Since the Mayweather vs. McGregor fight was announced, many have wondered if the rules to the engagement would be a mix of MMA or traditional boxing. Obviously, if the rules slanted towards mixed martial arts, then the undefeated Mayweather would be at a considerable disadvantage.

However, the two combatants answered the question when they stated that they would be fighting under the Marquess of Queensbury Rules. 

So what exactly is that?

The Marquess of Queensberry rules is a code of generally accepted rules in the sport of boxing. Drafted in London in 1865 and published in 1867, they were named so as John Douglas, 9th Marquess of Queensberry publicly endorsed the code, however,  they were written by a Welsh sportsman named John Graham Chambers. 

The main element of the code of rules on which modern boxing is based is it was the first to mandate boxing gloves in competition. The Queensberry rules are intended for use in both professional and amateur boxing matches, and today is used as a reference to sportsmanship and fair play.

So the famous glove change from 10-ounce to 8-ounce wouldn’t have even been possible without the Queensbury rules as they protect the hands so that competitors can keep fighting. 

Established in 1867 by the Marquess of Queensberry:

1. To be a fair stand-up boxing match in a twenty-four foot ring or as near that size as practicable. 

2. No wrestling or hugging allowed. 

3. The rounds to be of three minutes duration and one minute time between rounds. 

4. If either man fall through weakness or otherwise, he must get up unassisted, ten seconds be allowed to do so, the other man meanwhile to return to his corner; and when the fallen man is on his legs the round is to be resumed and continued until the three minutes have expired. If one man fails to come to the scratch in the ten seconds allowed, it shall be in the power of the referee to give his award in favour of the other man. 

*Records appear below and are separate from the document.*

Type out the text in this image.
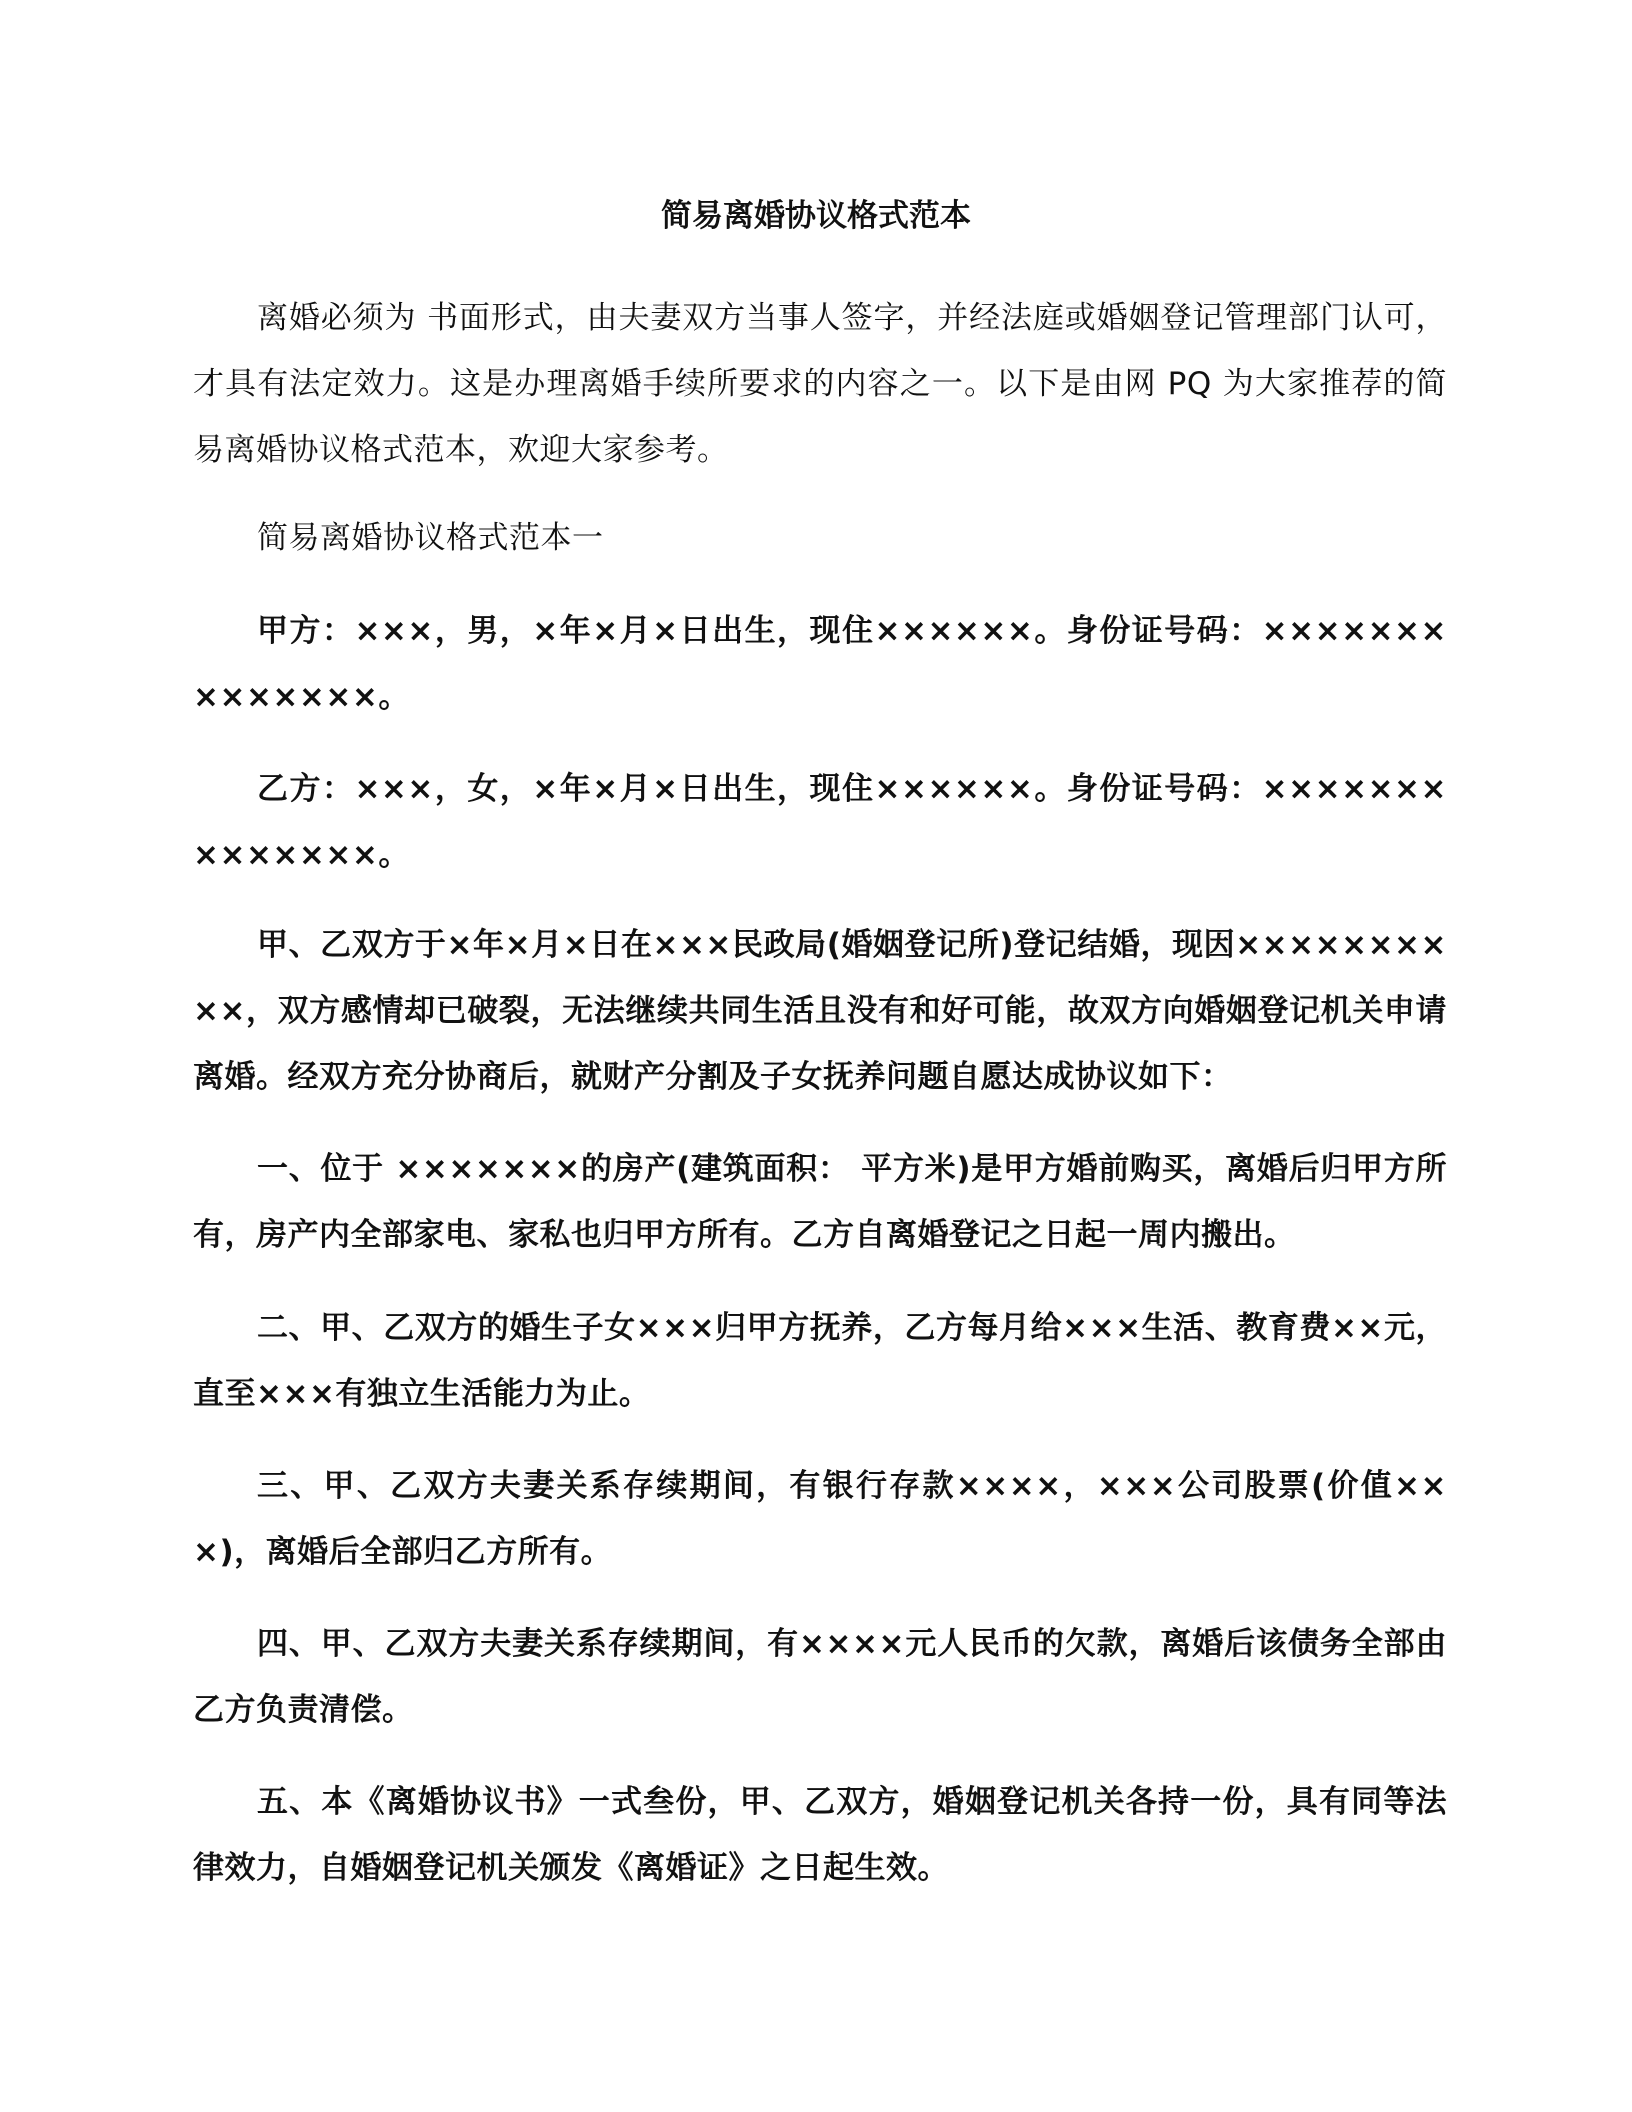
简易离婚协议格式范本

离婚必须为 书面形式，由夫妻双方当事人签字，并经法庭或婚姻登记管理部门认可，才具有法定效力。这是办理离婚手续所要求的内容之一。以下是由网 PQ 为大家推荐的简易离婚协议格式范本，欢迎大家参考。

简易离婚协议格式范本一

甲方：×××，男，×年×月×日出生，现住××××××。身份证号码：××××××××××××××。

乙方：×××，女，×年×月×日出生，现住××××××。身份证号码：××××××××××××××。

甲、乙双方于×年×月×日在×××民政局(婚姻登记所)登记结婚，现因××××××××××，双方感情却已破裂，无法继续共同生活且没有和好可能，故双方向婚姻登记机关申请离婚。经双方充分协商后，就财产分割及子女抚养问题自愿达成协议如下：

一、位于 ×××××××的房产(建筑面积： 平方米)是甲方婚前购买，离婚后归甲方所有，房产内全部家电、家私也归甲方所有。乙方自离婚登记之日起一周内搬出。

二、甲、乙双方的婚生子女×××归甲方抚养，乙方每月给×××生活、教育费××元，直至×××有独立生活能力为止。

三、甲、乙双方夫妻关系存续期间，有银行存款××××，×××公司股票(价值×××)，离婚后全部归乙方所有。

四、甲、乙双方夫妻关系存续期间，有××××元人民币的欠款，离婚后该债务全部由乙方负责清偿。

五、本《离婚协议书》一式叁份，甲、乙双方，婚姻登记机关各持一份，具有同等法律效力，自婚姻登记机关颁发《离婚证》之日起生效。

5. A man hanging on the ropes in a helpless state, with his toes off the ground, shall be considered down. 

6. No seconds or any other person to be allowed in the ring during the rounds. 

7. Should the contest be stopped by any unavoidable interference, the referee (is) to name the time and place as soon as possible for finishing the contest, to that the match can be won and lost, unless the backers of the men agree to draw the stakes. 

8. The gloves to be fair-sized boxing gloves of the best quality and new. 

9. Should a glove burst, or come off, it must be replaced to the referee’s satisfaction. 

10. A man on one knee is considered down, and if struck is entitled to the stakes. 

11. No shoes or boots with springs allowed. 

12. The contest in all other respects to be governed by the revised rules of the London Prize Ring.

When you are watching the fight tonight and the question of what the rules are for the bout, now you know.